A seguir, algumas dessas polêmicas.
- Oh Yeong-su (Velho jogador número 001 da primeira temporada): Em 2023, foi condenado por má conduta sexual, resultado de uma acusação feita por uma atriz em 2022, com registros de aconselhamento datados de 2018. Ele negou as acusações, mas foi obrigado a assistir a 40 horas de aulas sobre violência sexual.
- Lee Jung-jae (O protagonista, jogador 456): Apesar do sucesso global após a primeira temporada, seu passado conturbado ressurgiu, incluindo detenções por dirigir embriagado e acusações de agressão no final dos anos 1990. Em 2013, o ator também foi criticado por comentários homofóbicos sobre um estilista falecido, que não era assumidamente gay, trazendo nova repercussão negativa.
- Marginalização da Comunidade LGBTQ+: A escolha de um ator cisgênero para interpretar uma personagem trans na nova temporada foi outro grande problema que o diretor da série teve que lidar, alegando que considerou escalar uma atriz trans, alegou a falta de opções viáveis na Coreia do Sul.
Começando pelo último tópico.
As dificuldades enfrentadas por atores abertamente LGBTQ+ na Coreia refletem uma sociedade ainda marginalizadora, abrindo o debate sobre inclusão e representação nas produções audiovisuais.
Acontece em praticamente todos os países do mundo. Porém, é pior em um país onde, mesmo com toda a abertura para a cultura ocidental, ainda é conservador em vários aspectos.
E sobre as demais polêmicas mencionadas.
A dualidade entre a crítica social apresentada na obra e as controvérsias fora das telas reflete a complexidade de transformar uma narrativa de denúncia em um fenômeno global.
Round 6 não escapa do enorme problema em lidar com o sucesso.
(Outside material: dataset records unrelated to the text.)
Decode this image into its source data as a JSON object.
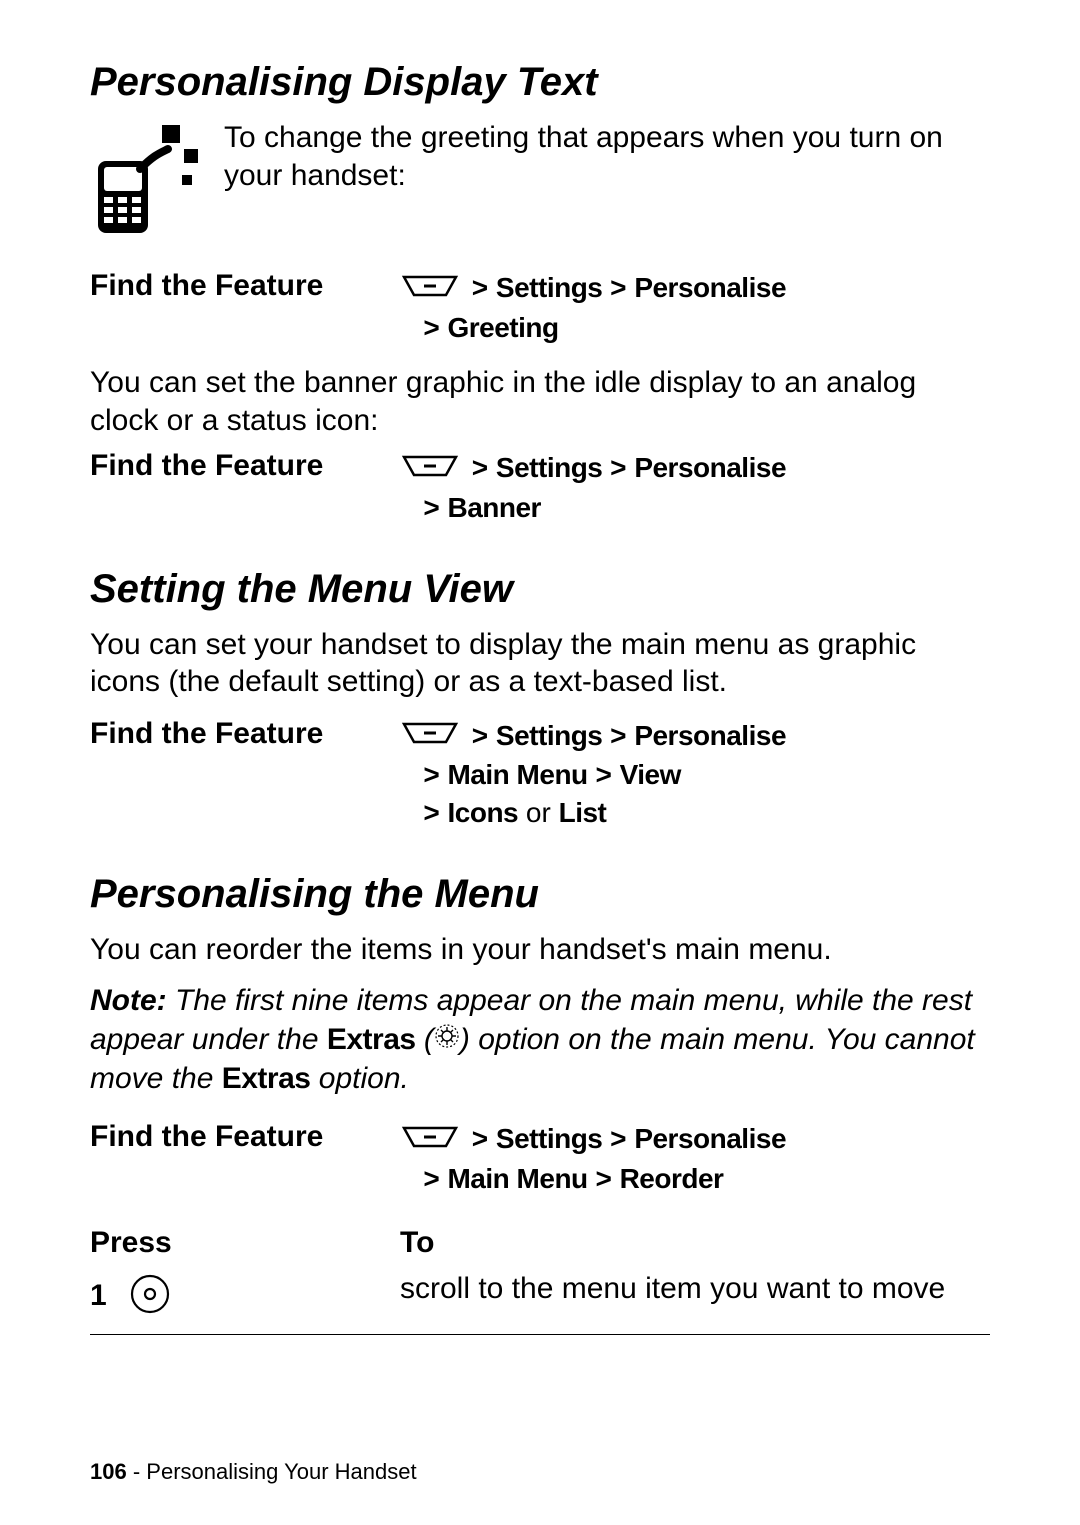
{
  "s1": {
    "heading": "Personalising Display Text",
    "intro": "To change the greeting that appears when you turn on your handset:",
    "find": "Find the Feature",
    "path1": "Settings",
    "path2": "Personalise",
    "path3": "Greeting",
    "body2": "You can set the banner graphic in the idle display to an analog clock or a status icon:",
    "path_b1": "Settings",
    "path_b2": "Personalise",
    "path_b3": "Banner"
  },
  "s2": {
    "heading": "Setting the Menu View",
    "body": "You can set your handset to display the main menu as graphic icons (the default setting) or as a text-based list.",
    "find": "Find the Feature",
    "p1": "Settings",
    "p2": "Personalise",
    "p3": "Main Menu",
    "p4": "View",
    "p5": "Icons",
    "or": " or ",
    "p6": "List"
  },
  "s3": {
    "heading": "Personalising the Menu",
    "body": "You can reorder the items in your handset's main menu.",
    "note_label": "Note:",
    "note_a": " The first nine items appear on the main menu, while the rest appear under the ",
    "extras": "Extras",
    "note_b": " (",
    "note_c": ") option on the main menu. You cannot move the ",
    "note_d": " option.",
    "find": "Find the Feature",
    "p1": "Settings",
    "p2": "Personalise",
    "p3": "Main Menu",
    "p4": "Reorder",
    "press_h": "Press",
    "to_h": "To",
    "step1": "1",
    "step1_to": "scroll to the menu item you want to move"
  },
  "footer": {
    "page": "106",
    "sep": " - ",
    "title": "Personalising Your Handset"
  }
}
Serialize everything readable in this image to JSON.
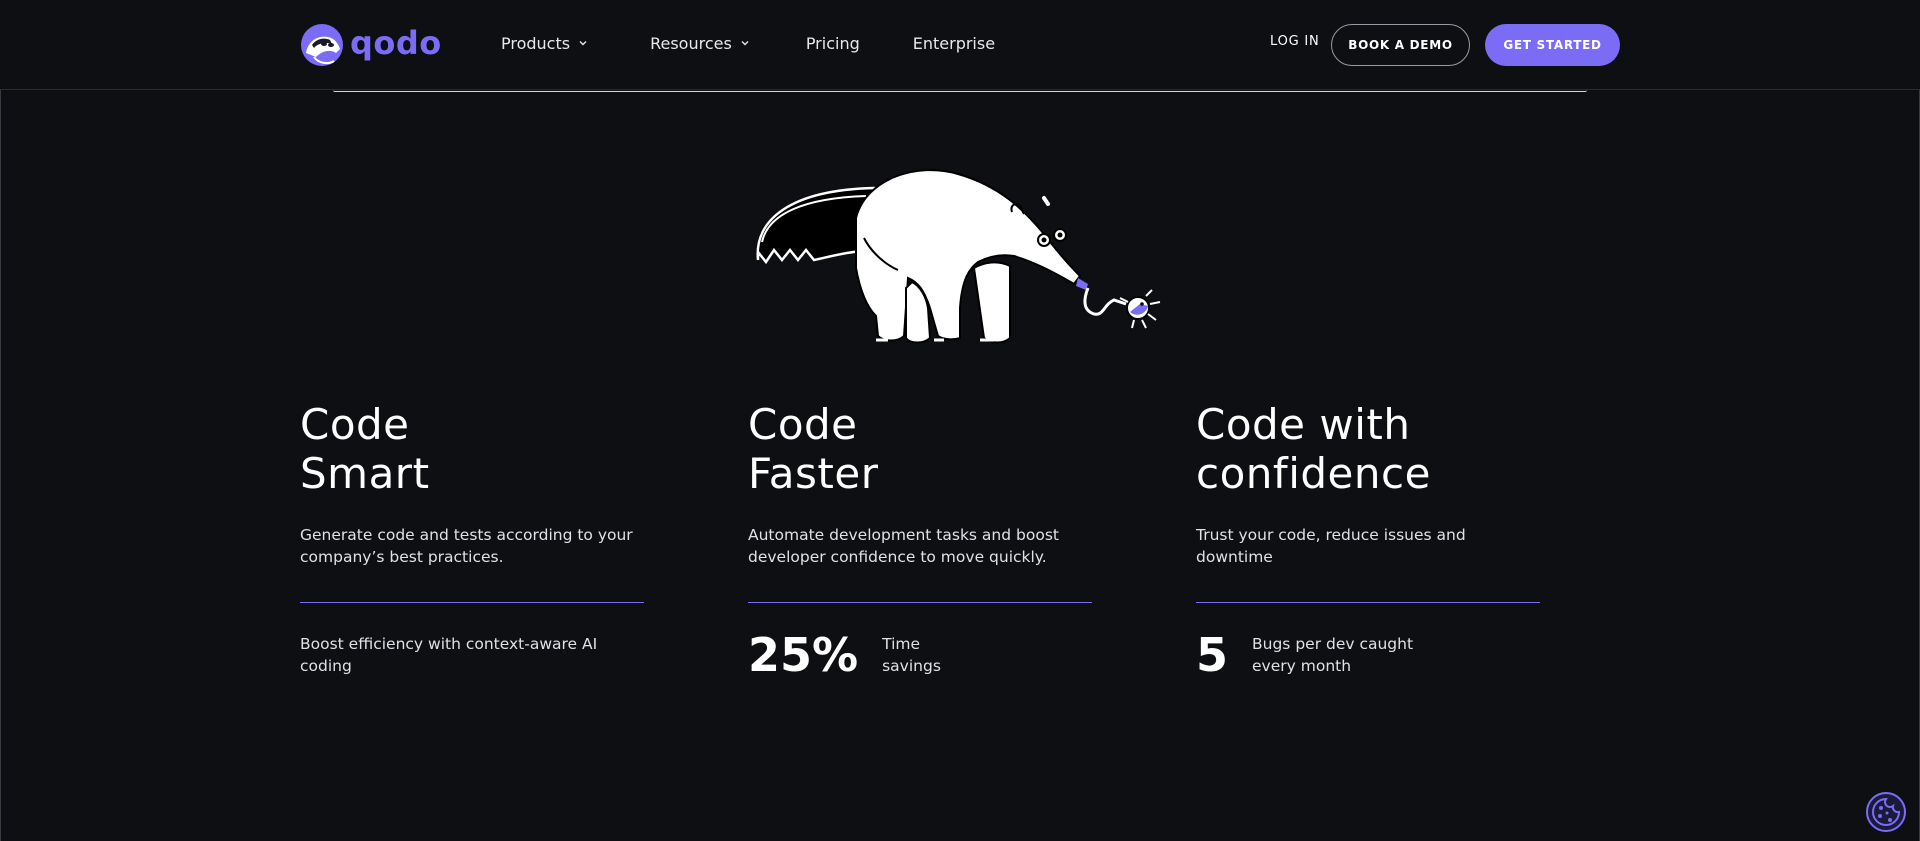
{
  "nav": {
    "logo_text": "qodo",
    "items": [
      {
        "label": "Products",
        "has_dropdown": true
      },
      {
        "label": "Resources",
        "has_dropdown": true
      },
      {
        "label": "Pricing",
        "has_dropdown": false
      },
      {
        "label": "Enterprise",
        "has_dropdown": false
      }
    ],
    "login_label": "LOG IN",
    "demo_label": "BOOK A DEMO",
    "start_label": "GET STARTED"
  },
  "illustration": {
    "icon": "anteater-illustration"
  },
  "features": [
    {
      "title_line1": "Code",
      "title_line2": "Smart",
      "description": "Generate code and tests according to your company’s best practices.",
      "stat_value": "",
      "stat_label": "Boost efficiency with context-aware AI coding"
    },
    {
      "title_line1": "Code",
      "title_line2": "Faster",
      "description": "Automate development tasks and boost developer confidence to move quickly.",
      "stat_value": "25%",
      "stat_label": "Time savings"
    },
    {
      "title_line1": "Code with",
      "title_line2": "confidence",
      "description": "Trust your code, reduce issues and downtime",
      "stat_value": "5",
      "stat_label": "Bugs per dev caught every month"
    }
  ],
  "colors": {
    "accent": "#7b6cf6",
    "background": "#0e0f12",
    "text": "#ffffff"
  },
  "cookie": {
    "icon": "cookie-icon"
  }
}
Toda a pressão e moralidade que aparecem em função da maior visibilidade torna o processo criativo e de execução algo ainda mais desafiador.
E, com tudo isso, ao que tudo indica, Hwang Dong-hyuk entregou um ótimo trabalho.
É sobre resiliência
De um modo geral, a segunda temporada de Round 6 é elogiada por entregar uma narrativa profunda, mesmo com todo o descontentamento de Hwang Dong-hyuk.
O talento e a visão criativa continuam superando questões consideradas menores, guiando a qualidade da produção. E essa é uma lição a ser aprendida.
Não é porque você está puto com alguma coisa que você vai fazer o seu trabalho com má vontade.
Round 6, ao que tudo indica, manteve a sua essência, mesmo com todas as polêmicas e problemas de produção.
Muitas séries de filmes em Hollywood não conseguem entregar bons resultados com os mesmos problemas.
E não quero aqui passar pano para as polêmicas da série. Entendo que os casos mais graves precisam ser punidos, e que é moralmente questionável posturas e falas.
Em alguns casos, os envolvidos pagaram por seus crimes, e os responsáveis vieram se pronunciar sobre suas decisões. E nem todo o sucesso apaga o que foi feito nos aspectos individuais.
Mas… porém, de qualquer forma… Round 6 também é sobre resiliência.
É sobre prosperar diante do infortúnio. É sobre mostrar o seu melhor, mesmo quando tudo ao seu redor parece ser o pior.
A pessoa que eu mais torço para que tudo dê certo é justamente o criador da série, que não está envolvido nas polêmicas da produção. Ele só escreveu a história que estamos acompanhando.
E escreveu a história certa. No tempo certo.
E eu espero, de verdade que, dessa vez, Hwang Dong-hyuk não precise gastar o dinheiro a mais que vai receber por essa nova temporada em um novo tratamento dentário.